TEMPO.CO, Bangkalan - Wacana penghapusan pajak bumi dan bangunan (PBB) yang disampaikan Menteri Agraria dan Tata Ruang Ferry Mursyidan Baldan dinilai akan menghambat masuknya investasi ke daerah.
Kepala Dinas Pendapatan Daerah Bangkalan Setia Budi mengatakan investasi ke daerah akan terhambat karena nilai jual obyek pajak (NJOP) tanah otomatis terhapus jika PBB dihapus.
"Kalau NJOP dihapus, harga tanah tidak diatur lagi oleh undang-undang," kata Setia, Sabtu, 21 Februari 2015.
Tanpa NJOP, menurut Setia, warga bebas mematok harga tanah. Kondisi ini akan menghambat investasi karena investor akan kesulitan membebaskan lahan lantaran harga tanah tak punya patokan.
"Tanpa NJOP, warga bisa saja menghargai tanahnya Rp 1 miliar per meter, siapa yang mau melarang, tanah-tanah mereka," ujar Setia.

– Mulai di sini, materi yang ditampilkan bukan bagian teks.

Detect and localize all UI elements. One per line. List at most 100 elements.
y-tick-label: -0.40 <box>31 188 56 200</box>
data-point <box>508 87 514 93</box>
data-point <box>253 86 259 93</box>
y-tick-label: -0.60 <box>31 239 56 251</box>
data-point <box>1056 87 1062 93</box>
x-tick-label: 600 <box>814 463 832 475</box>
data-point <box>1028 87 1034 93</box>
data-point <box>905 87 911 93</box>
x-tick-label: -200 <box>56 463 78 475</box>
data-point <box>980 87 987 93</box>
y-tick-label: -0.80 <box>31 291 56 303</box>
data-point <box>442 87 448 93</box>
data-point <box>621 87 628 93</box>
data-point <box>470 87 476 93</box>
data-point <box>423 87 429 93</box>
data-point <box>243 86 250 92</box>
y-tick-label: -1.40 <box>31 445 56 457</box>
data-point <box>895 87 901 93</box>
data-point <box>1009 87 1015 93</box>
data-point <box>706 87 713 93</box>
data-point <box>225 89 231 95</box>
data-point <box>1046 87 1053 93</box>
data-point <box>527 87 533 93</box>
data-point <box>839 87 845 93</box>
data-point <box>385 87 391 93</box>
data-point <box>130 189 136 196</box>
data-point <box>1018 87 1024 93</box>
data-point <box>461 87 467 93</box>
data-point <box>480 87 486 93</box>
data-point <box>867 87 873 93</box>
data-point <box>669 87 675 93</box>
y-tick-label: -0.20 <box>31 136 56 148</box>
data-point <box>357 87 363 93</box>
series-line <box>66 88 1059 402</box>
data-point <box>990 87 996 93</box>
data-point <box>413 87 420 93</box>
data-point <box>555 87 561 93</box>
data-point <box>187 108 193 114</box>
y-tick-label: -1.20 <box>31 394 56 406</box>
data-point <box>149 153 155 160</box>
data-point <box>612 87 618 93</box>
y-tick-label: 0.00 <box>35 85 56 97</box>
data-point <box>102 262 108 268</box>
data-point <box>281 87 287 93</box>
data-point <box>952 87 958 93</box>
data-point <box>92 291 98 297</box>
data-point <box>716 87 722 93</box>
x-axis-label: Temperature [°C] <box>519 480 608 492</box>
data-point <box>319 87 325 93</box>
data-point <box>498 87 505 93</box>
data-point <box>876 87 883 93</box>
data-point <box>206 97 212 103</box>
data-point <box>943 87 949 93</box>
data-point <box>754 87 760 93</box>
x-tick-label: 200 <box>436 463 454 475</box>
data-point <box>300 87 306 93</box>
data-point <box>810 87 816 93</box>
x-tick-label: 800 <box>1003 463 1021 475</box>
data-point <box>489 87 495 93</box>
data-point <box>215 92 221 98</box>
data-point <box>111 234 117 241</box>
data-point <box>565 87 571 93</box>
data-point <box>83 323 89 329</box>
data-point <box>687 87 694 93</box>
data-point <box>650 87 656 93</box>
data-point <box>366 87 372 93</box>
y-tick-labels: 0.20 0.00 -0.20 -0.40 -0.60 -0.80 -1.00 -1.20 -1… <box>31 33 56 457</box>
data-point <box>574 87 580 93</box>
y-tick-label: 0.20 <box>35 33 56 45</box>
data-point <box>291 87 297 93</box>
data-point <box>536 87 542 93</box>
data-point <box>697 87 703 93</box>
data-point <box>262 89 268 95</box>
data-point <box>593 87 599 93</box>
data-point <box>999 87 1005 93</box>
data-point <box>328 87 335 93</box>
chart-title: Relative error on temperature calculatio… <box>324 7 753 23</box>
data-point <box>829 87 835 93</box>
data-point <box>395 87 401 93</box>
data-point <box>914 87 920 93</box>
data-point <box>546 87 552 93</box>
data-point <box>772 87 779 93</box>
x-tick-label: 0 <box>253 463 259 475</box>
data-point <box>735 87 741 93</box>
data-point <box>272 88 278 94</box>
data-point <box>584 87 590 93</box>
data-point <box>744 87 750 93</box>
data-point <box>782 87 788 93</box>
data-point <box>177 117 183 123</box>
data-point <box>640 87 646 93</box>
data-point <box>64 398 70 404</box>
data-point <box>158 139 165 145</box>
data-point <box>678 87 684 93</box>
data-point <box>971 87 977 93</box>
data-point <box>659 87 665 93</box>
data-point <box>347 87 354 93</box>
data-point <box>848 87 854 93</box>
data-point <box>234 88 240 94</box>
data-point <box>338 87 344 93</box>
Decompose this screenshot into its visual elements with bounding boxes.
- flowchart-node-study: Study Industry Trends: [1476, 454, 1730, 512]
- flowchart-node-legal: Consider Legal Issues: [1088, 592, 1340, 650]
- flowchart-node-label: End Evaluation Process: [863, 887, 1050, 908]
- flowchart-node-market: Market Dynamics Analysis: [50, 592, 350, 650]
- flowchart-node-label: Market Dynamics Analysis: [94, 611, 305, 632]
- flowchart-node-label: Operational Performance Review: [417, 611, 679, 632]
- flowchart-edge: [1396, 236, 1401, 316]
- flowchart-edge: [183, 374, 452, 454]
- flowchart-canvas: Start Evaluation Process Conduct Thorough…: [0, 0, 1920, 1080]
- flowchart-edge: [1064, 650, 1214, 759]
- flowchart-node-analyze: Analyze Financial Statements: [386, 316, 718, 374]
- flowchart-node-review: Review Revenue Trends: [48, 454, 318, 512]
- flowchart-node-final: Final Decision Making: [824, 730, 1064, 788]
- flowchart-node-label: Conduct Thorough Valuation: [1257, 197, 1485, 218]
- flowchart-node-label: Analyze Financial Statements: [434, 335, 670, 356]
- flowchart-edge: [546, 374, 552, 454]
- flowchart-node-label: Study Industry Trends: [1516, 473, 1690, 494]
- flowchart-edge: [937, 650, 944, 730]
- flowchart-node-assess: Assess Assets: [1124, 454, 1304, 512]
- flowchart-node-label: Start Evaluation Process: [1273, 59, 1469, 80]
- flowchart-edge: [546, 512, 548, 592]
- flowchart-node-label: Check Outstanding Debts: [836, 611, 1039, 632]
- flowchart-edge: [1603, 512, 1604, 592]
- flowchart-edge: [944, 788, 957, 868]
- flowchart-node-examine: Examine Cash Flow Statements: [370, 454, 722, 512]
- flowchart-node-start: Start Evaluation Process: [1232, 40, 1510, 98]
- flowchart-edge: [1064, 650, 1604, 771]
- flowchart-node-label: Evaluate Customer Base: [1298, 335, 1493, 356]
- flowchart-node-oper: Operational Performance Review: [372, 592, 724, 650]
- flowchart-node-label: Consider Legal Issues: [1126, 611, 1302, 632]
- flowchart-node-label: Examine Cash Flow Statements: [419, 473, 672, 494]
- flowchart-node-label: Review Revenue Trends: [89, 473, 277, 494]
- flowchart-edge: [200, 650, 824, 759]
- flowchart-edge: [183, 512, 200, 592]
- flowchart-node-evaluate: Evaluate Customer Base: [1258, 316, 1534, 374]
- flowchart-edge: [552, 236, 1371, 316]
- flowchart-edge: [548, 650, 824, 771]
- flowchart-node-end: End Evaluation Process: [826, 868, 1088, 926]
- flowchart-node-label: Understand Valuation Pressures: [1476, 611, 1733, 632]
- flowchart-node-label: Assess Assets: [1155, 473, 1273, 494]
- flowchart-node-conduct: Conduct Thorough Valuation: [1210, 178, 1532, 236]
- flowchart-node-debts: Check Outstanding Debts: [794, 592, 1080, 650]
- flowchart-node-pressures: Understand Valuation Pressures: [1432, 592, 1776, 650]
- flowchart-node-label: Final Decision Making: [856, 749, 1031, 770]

Tidak hanya berdampak bagi dunia investasi, penghapusan PBB juga akan menyulitkan jalannya program pemerintah.
Setia Budi mencontohkan, tanpa NJOP, pemerintah kesulitan membangun fasilitas layanan publik, seperti rumah sakit, karena warga akan mematok tanah yang diincar pemerintah dengan harga mahal. "Ada efek domino dari penghapusan pajak ini."
Meski bakal berdampak buruk bagi investasi, Setia Budi mengatakan, daerah tidak berada dalam posisi menolak atau menyetujui wacana tersebut.
Sebab, dalam peraturan perundang-undangan, penentuan ihwal pajak adalah hak pemerintah pusat. Namun, sejak 2011, pengelolaan beberapa jenis pajak dilimpahkan ke daerah. Salah satunya pajak bumi dan bangunan. "Mau dihapus atau tidak, itu hak pemerintah pusat," kata Setia.
Namun, Setia berharap, jika PBB dihapus, pemerintah memberikan dana pengganti dari APBN yang sesuai dengan pendapatan daerah dari PBB setiap tahun.
Menurut Setia, setiap tahun rata-rata pendapatan Kabupaten Bangkalan dari pajak sebesar Rp 122 miliar. Sebanyak Rp 3 miliar di antaranya bersumber dari pajak perumahan.
"Asal ada dana pengganti, kami setuju PBB dihapus," ujarnya.